The Team Collaboration Award winner was the “FactGrid Cuneiform Project” team. Students Aaron Ha, Aidan Praytor, Athena He, Brian Hsiao, Canrong Qiu, Daisy Wang, Derry Xu, Floyd Fang, Grace Qian, Haeun Baek, Jack Kwon, Jay Jaisankar, Joreen Li, Joshua Chuang, Julia Wang, Kevin Gao, Lawrence Chen, Lirui Huang, Lydia Wang, Melinee Her, Micaela Montes, Minoo Kim, Mucizhen Zhu, Natalie Wei, Rohit Jha, Saiyra Qureshi, Sanik Malepati, Sriya Kantipudi, Sydney Tung, Tejasv Bhatia, Tina Chen, Tyler Lam, Vinay Vinod, Win Moe, Yuanjue Zhu, Yunze Du, and Zaid Maayah all worked with Adam Anderson from FactGrid Cuneiform to create a JupyterBook to process all Oracc projects and provide further analysis using graph theory and linked data. This team received the Team Collaboration Award for successfully completing research with such a large team and for efficient cooperation efforts.
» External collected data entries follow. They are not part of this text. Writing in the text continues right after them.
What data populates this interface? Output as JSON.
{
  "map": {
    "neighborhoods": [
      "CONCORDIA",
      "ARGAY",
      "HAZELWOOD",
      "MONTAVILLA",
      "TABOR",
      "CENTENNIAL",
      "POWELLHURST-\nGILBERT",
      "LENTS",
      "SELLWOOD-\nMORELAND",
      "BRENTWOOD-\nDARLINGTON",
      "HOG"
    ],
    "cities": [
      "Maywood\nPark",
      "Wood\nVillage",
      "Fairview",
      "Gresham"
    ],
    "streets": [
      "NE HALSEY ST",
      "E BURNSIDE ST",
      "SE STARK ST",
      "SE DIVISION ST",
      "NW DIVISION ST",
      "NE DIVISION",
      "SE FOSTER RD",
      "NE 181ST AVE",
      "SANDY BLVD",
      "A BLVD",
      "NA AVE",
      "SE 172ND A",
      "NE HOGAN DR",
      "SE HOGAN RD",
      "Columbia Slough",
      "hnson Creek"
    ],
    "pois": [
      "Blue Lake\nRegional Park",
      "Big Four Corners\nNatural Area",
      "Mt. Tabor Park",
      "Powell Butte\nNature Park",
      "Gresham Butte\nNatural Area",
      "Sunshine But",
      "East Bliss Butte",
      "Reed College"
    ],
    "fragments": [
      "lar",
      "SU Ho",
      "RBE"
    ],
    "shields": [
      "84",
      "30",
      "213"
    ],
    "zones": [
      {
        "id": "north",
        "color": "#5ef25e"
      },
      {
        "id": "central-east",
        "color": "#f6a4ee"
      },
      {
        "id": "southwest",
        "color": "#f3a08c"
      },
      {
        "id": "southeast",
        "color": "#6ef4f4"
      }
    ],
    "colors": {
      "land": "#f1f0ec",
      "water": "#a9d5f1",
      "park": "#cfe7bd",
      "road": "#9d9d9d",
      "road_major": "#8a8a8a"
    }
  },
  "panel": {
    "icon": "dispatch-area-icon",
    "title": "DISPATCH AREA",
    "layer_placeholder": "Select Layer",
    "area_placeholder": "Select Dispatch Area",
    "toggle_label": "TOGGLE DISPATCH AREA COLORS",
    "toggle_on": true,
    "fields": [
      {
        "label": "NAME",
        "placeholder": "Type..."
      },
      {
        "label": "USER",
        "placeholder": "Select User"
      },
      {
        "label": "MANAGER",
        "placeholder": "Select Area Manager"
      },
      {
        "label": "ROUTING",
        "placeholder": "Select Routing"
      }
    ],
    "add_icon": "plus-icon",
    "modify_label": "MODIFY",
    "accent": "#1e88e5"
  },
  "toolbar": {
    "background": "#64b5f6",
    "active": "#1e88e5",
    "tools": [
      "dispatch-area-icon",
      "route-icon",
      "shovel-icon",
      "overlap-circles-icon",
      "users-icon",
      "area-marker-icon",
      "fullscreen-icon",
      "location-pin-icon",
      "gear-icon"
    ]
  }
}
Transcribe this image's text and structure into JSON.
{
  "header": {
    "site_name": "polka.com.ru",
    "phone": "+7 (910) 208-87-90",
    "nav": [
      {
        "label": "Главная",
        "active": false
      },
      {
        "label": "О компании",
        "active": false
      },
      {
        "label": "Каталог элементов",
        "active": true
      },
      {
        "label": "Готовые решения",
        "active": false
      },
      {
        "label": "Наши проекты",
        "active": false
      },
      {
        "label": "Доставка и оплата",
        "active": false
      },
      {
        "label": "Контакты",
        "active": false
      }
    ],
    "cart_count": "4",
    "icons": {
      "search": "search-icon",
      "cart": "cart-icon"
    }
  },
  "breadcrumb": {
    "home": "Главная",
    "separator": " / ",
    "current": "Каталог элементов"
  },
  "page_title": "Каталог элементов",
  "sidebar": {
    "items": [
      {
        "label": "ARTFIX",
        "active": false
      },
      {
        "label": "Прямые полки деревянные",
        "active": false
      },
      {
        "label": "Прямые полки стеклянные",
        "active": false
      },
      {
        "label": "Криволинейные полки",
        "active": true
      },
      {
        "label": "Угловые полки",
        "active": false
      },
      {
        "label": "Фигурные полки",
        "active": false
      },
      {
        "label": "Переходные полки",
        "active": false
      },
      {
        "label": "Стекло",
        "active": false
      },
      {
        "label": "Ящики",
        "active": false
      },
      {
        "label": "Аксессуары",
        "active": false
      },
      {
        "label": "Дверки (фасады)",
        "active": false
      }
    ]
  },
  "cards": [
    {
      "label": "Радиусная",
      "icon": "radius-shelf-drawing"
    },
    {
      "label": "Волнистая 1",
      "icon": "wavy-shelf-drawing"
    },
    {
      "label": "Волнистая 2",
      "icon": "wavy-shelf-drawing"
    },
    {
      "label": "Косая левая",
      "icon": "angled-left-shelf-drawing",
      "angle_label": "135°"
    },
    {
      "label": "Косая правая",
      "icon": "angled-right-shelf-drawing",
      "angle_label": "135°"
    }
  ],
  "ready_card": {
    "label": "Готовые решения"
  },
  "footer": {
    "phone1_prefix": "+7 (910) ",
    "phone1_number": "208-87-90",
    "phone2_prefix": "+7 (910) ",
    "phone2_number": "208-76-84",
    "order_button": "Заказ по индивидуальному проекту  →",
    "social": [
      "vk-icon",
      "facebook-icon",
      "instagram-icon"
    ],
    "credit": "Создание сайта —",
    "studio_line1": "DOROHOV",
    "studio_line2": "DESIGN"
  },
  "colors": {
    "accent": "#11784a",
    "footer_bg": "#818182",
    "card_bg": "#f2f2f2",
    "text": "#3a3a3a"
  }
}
The runner-up for the Team Collaboration Award was the “Artificial Intelligence in Spirometry” team. Students Catherine Tseng, Roshni Kumar, Andrew Li, Yiqing Zhang, and Samarth Ghai worked with Thomas Lee from the Fisher Center for Business Analytics at Haas School of Business to improve classification of clinical quality in spirometry tests. Spirometry tests test lung function to identify and manage chronic lung disease, and the team’s goal was to automatically detect errors and remedy them. As a continuing project from the previous Fall 2022 semester, this team explored data from the University of Washington to construct models of the distribution of errors and patient demographics.
Congratulations to all teams for successfully completing a semester with Data Science Discovery!